The operation of the above described embodiment of the invention will now be described.
The respiration dynamic pressure which is generated by breathing in exhalation system attenuates due to the resistance encountered while the exhaled air is being passed through the branched out exhaled air passage 19 comprising the pipe 3, the pipe 13, the bag 14 and the capillary tube 15. As a result, substantially only static pressure is applied onto the valve body 17 of the static discharge valve 16. When this static pressure exceeds a predetermined value, the valve body 17 overcomes the spring pressure of the spring 18 to move away from the valve seat so that a part of the gas inside the exhalation system is discharged to outside via the hole 16c of the valve 16. When the static pressure goes down below the predetermined value, the valve 16 closes.
As will be apparent from the foregoing description, in the pressure existing within the exhalation system, the respiratory dynamic pressure component which is generated by breathing is substantially attenuated and removed so that substantially static pressure component alone is applied to the static pressure discharge valve. It is capable therefore of discharging the static pressure component alone to outside to thereby prevent excessive increase in static pressure as well as of maintaining the function of the breathing bag 8 at normal condition. The device can therefore prevent excessive increase of the oxygen concentration within the inhaled air. The result of an experiment shows that the device can maintain the concentration of oxygen at or below 40%.
Although the branched out exhaled air passage 19 is comprised of the branched out pipe 13, the bag 14, and the capillary tube 15 in the above embodiment, the passage is not limited to this construction. For instance, a capillary and long tube may be branched out from the pipe 3 in the form of a coil to form an exhaled air passage.

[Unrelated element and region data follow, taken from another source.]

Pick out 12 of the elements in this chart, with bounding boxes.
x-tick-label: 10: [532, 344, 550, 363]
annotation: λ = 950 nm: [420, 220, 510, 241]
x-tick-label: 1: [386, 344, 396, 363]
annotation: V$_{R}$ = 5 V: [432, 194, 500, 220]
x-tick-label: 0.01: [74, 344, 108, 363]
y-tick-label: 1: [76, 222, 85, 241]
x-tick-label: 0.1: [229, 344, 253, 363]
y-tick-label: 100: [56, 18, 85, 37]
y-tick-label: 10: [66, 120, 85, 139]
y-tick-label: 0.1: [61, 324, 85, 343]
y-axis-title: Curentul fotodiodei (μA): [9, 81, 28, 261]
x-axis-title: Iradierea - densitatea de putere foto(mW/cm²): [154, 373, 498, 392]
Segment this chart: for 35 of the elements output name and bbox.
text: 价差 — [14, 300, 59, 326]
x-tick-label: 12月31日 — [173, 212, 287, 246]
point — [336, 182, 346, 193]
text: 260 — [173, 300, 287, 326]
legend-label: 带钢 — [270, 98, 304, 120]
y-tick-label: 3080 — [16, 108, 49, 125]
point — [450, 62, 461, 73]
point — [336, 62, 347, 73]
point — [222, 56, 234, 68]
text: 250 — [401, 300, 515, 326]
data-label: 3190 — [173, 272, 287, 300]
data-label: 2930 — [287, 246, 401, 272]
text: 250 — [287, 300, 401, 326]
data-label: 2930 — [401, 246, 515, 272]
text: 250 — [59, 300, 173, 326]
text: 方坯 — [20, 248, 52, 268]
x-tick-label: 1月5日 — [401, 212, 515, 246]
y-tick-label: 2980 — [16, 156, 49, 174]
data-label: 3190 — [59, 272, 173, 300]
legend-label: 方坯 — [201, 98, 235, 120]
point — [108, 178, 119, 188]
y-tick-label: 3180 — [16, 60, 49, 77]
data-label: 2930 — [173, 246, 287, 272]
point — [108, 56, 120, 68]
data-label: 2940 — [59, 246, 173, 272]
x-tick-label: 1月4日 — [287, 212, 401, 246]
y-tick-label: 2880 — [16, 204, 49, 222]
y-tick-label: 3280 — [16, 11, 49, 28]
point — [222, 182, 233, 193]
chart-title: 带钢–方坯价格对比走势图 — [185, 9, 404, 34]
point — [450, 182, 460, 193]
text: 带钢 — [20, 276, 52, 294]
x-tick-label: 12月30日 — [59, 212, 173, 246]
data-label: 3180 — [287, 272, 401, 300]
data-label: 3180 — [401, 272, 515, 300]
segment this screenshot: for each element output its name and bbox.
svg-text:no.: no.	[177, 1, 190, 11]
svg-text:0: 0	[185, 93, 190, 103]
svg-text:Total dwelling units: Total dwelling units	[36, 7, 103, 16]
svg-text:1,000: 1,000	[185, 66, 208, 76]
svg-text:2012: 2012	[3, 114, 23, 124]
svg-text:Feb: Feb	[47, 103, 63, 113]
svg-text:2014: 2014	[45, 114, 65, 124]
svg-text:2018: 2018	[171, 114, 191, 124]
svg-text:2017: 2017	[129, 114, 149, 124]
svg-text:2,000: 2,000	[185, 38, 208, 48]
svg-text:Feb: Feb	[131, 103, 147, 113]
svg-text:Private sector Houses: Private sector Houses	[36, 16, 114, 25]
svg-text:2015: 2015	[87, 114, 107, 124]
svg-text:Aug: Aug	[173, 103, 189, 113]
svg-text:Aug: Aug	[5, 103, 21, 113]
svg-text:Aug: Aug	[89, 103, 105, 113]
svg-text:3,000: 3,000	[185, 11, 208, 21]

Any suitable form may be adapted so long as the tube is provided with a resistance sufficient to attenuate the respiratory dynamic pressure either before or after the exhaled air passes through the static pressure discharge valve 16. The static pressure discharge valve 16 is not limited to the one shown in FIG. 2 but may be of any construction so long as it can be opened with a pressure exceeding the predetermined value to let out the gas.